For the first time a Vietnamese film, Gai Nhay (Bar Girls) by Le Hoang, has walked over Hollywood blockbusters to rank top of the box office in Ho Chi Minh City after just one week of screening. It also marks the first time "hot scenes" have made it past censors in the conservative country.

The film has been a phenomenon in local cinema network, which has long been dominated by foreign-made films. Bar Girls raked in VND1.5 billion ($ 98,039) in its first ten days of screening, the highest figure ever in Vietnam over the last ten years and a dream for any local film producer. The story revolves around the life of two young girls working in bars and discotheques with the danger of HIV/AIDS always lurking in the background. Hanh, played by Minh Thu, grows up on the streets as her mother left her to marry a man in Cambodia and find a better life. In contrast Hoa (My Duyen), still a juvenile, comes from a well-off family, indulging herself with careless abandon.

The film exposes the dark corners of a job scorned by Vietnamese society. Behind colored lights and expensive perfume and outfits are girls vomiting in toilets after drinking alcohol or taking drugs, and being scolded or even beaten for not going with clients. The film takes viewers deeply into the reality of life as a bar girl minus the cosmetics and sexy outfits.

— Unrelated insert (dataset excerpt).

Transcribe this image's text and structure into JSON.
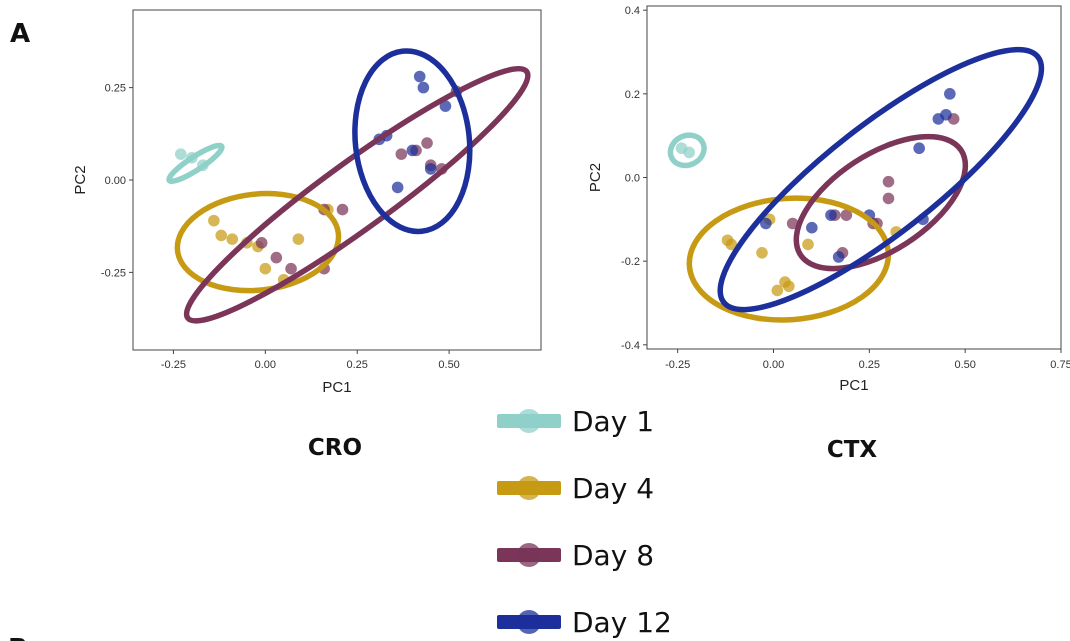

"I'm 23. I don't want to die," cries Hanh, during her battle with AIDS. Hoa's fate is equally unpleasant. The film is a wake-up call about the degradation of some youth and the subsequent responsibility of each person, family and society. "No one can quite believe that the "House Full" sign is going up in many cinemas," commented the Dai Doan Ket (Great Unity) newspaper. In Thang Long cinema, 4,600 tickets for the film were sold out in the first days of screening. "The film has attracted audiences of 1,000 each day, a record that even the Hollywood blockbuster The Mummy Returns can't match," said the director of the Toan Thang cinema.

The film has attracted viewers more than the seductive Jennifer Lopez can Maid in Manhattan, which is also drawing in a large number of cinemagoers, remarked the Van Hoa (Culture) newspaper. Except for average sound quality and a number of unresolved climaxes, the film is meticulously made with unusual shooting techniques. Perhaps this explains for the large audiences, of whom bar girls account for a significant number.

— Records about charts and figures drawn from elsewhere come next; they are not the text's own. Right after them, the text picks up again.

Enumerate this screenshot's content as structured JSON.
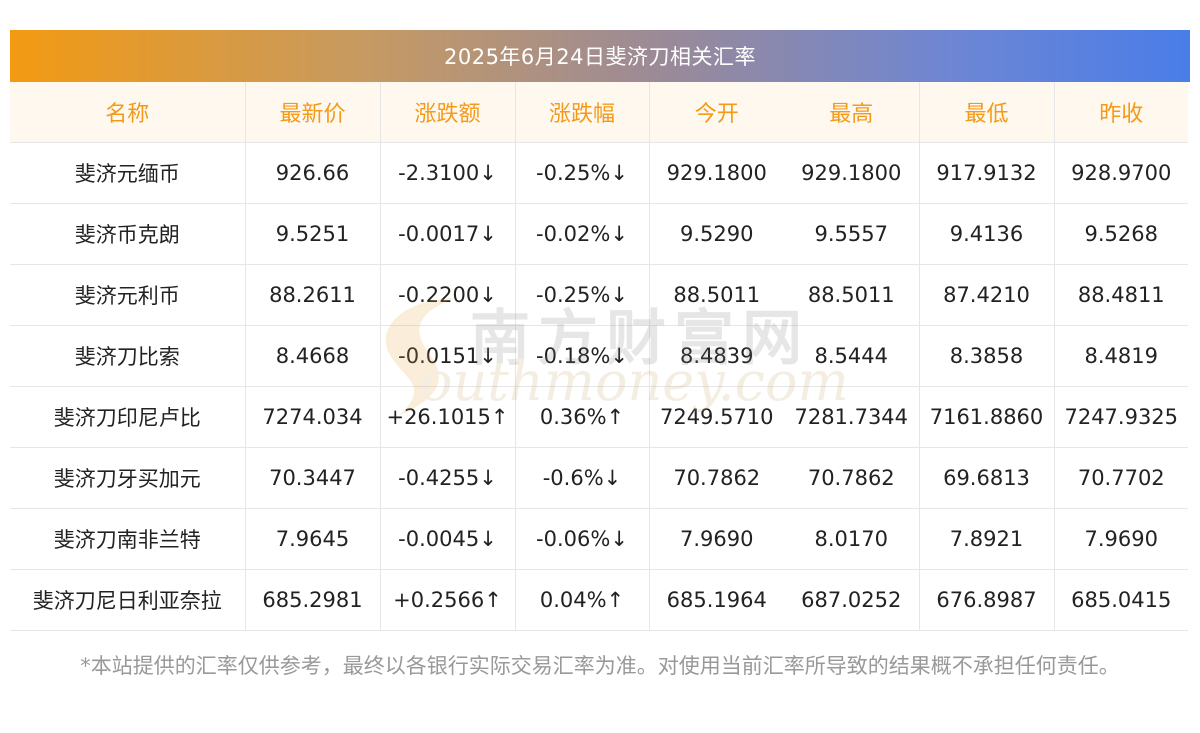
{
  "banner": {
    "title": "2025年6月24日斐济刀相关汇率"
  },
  "table": {
    "headers": [
      "名称",
      "最新价",
      "涨跌额",
      "涨跌幅",
      "今开",
      "最高",
      "最低",
      "昨收"
    ],
    "rows": [
      {
        "name": "斐济元缅币",
        "price": "926.66",
        "change": "-2.3100↓",
        "pct": "-0.25%↓",
        "open": "929.1800",
        "high": "929.1800",
        "low": "917.9132",
        "prev": "928.9700",
        "dir": "down"
      },
      {
        "name": "斐济币克朗",
        "price": "9.5251",
        "change": "-0.0017↓",
        "pct": "-0.02%↓",
        "open": "9.5290",
        "high": "9.5557",
        "low": "9.4136",
        "prev": "9.5268",
        "dir": "down"
      },
      {
        "name": "斐济元利币",
        "price": "88.2611",
        "change": "-0.2200↓",
        "pct": "-0.25%↓",
        "open": "88.5011",
        "high": "88.5011",
        "low": "87.4210",
        "prev": "88.4811",
        "dir": "down"
      },
      {
        "name": "斐济刀比索",
        "price": "8.4668",
        "change": "-0.0151↓",
        "pct": "-0.18%↓",
        "open": "8.4839",
        "high": "8.5444",
        "low": "8.3858",
        "prev": "8.4819",
        "dir": "down"
      },
      {
        "name": "斐济刀印尼卢比",
        "price": "7274.034",
        "change": "+26.1015↑",
        "pct": "0.36%↑",
        "open": "7249.5710",
        "high": "7281.7344",
        "low": "7161.8860",
        "prev": "7247.9325",
        "dir": "up"
      },
      {
        "name": "斐济刀牙买加元",
        "price": "70.3447",
        "change": "-0.4255↓",
        "pct": "-0.6%↓",
        "open": "70.7862",
        "high": "70.7862",
        "low": "69.6813",
        "prev": "70.7702",
        "dir": "down"
      },
      {
        "name": "斐济刀南非兰特",
        "price": "7.9645",
        "change": "-0.0045↓",
        "pct": "-0.06%↓",
        "open": "7.9690",
        "high": "8.0170",
        "low": "7.8921",
        "prev": "7.9690",
        "dir": "down"
      },
      {
        "name": "斐济刀尼日利亚奈拉",
        "price": "685.2981",
        "change": "+0.2566↑",
        "pct": "0.04%↑",
        "open": "685.1964",
        "high": "687.0252",
        "low": "676.8987",
        "prev": "685.0415",
        "dir": "up"
      }
    ]
  },
  "watermark": {
    "cn": "南方财富网",
    "en": "outhmoney.com"
  },
  "disclaimer": "*本站提供的汇率仅供参考，最终以各银行实际交易汇率为准。对使用当前汇率所导致的结果概不承担任何责任。",
  "colors": {
    "header_text": "#f49a18",
    "down": "#1e8a1e",
    "up": "#e8262e",
    "banner_start": "#f39a12",
    "banner_end": "#4a7de8"
  }
}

This is also the first time the film producer, Giai Phong (Liberation) Films, has dished out a large sum for advertising a film, around VND60 million ($ 3,898). Observers say Bar Girls is a "breakthrough" for the country's flagging movie industry, escaping from the prolonged "silent attitude" of audiences to locally-made films, as no other film has attracted such a flood of viewers, thought critics claim Luoi Troi (Heaven's Net), the first anti-corruption motion picture made in Vietnam, may prompt similar enthusiasm.

Material from Saigon Giai Phong - February 19, 2003.